Recent cancer genomics studies reveal that PTPs are genetically altered in a variety of human cancers, providing compelling evidence that PTPs also play critical roles in tumorigenesis. Although the mutation frequency of individual PTPs is not extremely high, the PTP family genes in aggregate are mutated in a majority of human cancers. A recent analysis found that the mutational rate of PTP family genes ranges from 30% to 80% in various cancers.[8] It is interesting that some of the PTPs are mutated in a tissue-specific manner. For example, PTPN1 is only mutated in lymphomas, suggesting that the PTPN1-regulated signal pathways play a particular important role in lymphocytes. Alternatively, differential expression of a PTP in different tissue types may also explain such a phenomenon. Unlike PTKs, functional studies of PTPs still lag behind. Modeling of PTPs functions in tumorigenesis using knockout mice should be fertile ground for future studies. Notably, most of the mutated PTPs are involved in cell adhesion and migration, suggesting that PTPs may play pivotal roles in tumor invasion and metastasis.

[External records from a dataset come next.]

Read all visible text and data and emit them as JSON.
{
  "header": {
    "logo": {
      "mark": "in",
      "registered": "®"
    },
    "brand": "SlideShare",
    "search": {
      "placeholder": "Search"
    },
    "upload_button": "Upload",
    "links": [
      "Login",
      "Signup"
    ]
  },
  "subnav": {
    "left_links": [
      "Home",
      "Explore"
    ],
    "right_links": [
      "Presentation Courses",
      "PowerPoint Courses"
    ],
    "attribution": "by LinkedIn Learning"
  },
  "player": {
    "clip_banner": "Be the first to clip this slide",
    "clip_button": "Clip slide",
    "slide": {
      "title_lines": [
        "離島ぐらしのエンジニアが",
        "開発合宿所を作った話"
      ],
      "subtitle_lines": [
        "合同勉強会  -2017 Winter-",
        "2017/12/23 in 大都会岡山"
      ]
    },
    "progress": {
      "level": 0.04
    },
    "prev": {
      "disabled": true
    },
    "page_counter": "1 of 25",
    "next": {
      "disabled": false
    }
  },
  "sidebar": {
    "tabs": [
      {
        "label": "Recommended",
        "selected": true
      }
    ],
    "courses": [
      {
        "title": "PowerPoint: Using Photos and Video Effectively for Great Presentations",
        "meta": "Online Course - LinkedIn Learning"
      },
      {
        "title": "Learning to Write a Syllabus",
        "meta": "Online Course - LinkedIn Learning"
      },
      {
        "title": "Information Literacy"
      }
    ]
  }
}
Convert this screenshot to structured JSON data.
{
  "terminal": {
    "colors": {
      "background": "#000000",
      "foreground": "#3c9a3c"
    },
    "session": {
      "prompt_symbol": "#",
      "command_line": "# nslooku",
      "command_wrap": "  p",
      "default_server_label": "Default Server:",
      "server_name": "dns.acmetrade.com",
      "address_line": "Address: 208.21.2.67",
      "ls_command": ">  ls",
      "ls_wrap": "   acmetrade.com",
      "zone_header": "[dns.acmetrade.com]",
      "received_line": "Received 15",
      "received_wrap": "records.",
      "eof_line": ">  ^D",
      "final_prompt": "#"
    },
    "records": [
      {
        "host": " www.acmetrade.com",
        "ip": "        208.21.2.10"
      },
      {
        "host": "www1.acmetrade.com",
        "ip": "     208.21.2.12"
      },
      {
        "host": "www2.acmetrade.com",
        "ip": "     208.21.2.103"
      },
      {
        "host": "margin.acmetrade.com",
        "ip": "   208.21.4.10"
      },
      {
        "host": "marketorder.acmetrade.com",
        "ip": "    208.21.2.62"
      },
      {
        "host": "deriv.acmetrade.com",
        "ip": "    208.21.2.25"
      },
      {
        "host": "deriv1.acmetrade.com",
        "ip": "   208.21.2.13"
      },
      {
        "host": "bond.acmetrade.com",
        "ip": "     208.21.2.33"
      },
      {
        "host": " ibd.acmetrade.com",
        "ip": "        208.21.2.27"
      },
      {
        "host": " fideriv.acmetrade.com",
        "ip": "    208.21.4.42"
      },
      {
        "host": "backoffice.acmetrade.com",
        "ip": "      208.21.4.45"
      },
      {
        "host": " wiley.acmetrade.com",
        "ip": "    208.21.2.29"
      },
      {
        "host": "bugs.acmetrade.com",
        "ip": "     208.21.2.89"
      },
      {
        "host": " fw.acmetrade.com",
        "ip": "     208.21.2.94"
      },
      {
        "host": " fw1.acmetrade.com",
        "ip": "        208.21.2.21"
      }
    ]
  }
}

With the exception of PTPN11 that functions as an oncogene in leukemia, most PTPs function as tumor suppressor genes. It is challenge to target genetically altered tumor suppressive PTPs for cancer therapy. However, identification of the corresponding kinases and substrates of PTPs may identify novel targets for cancer treatment. In this regard, it is of key importance to develop systematic approaches to identify substrates of PTPs. Phosphatase substrate trapping methods have been very useful for validation of candidate substrates[126], but have had limit success for systematic identification of PTP substrates. Recently, we have developed a phospho-proteomic approach to identify PTP substrates systematically, whereby lysates from cell line expressing a control, a WT PTP or a substrate-trapping PTP mutant are digested with trypsin and phosphopeptides are then enriched by an anti-pY antibody and profiled by mass- spectrometry.[18, 122] In comparison with the control, pY peptides of candidate substrates are expected to increase in the cell line expressing the substrate-trapping mutant, but to decrease in the cell line expressing the WT PTP. We successfully applied this method to identify multiple substrates of PTPRT and PTPN14.[18, 122] It will be interesting to see if this approach is generally applicable to identification of substrates of other PTPs.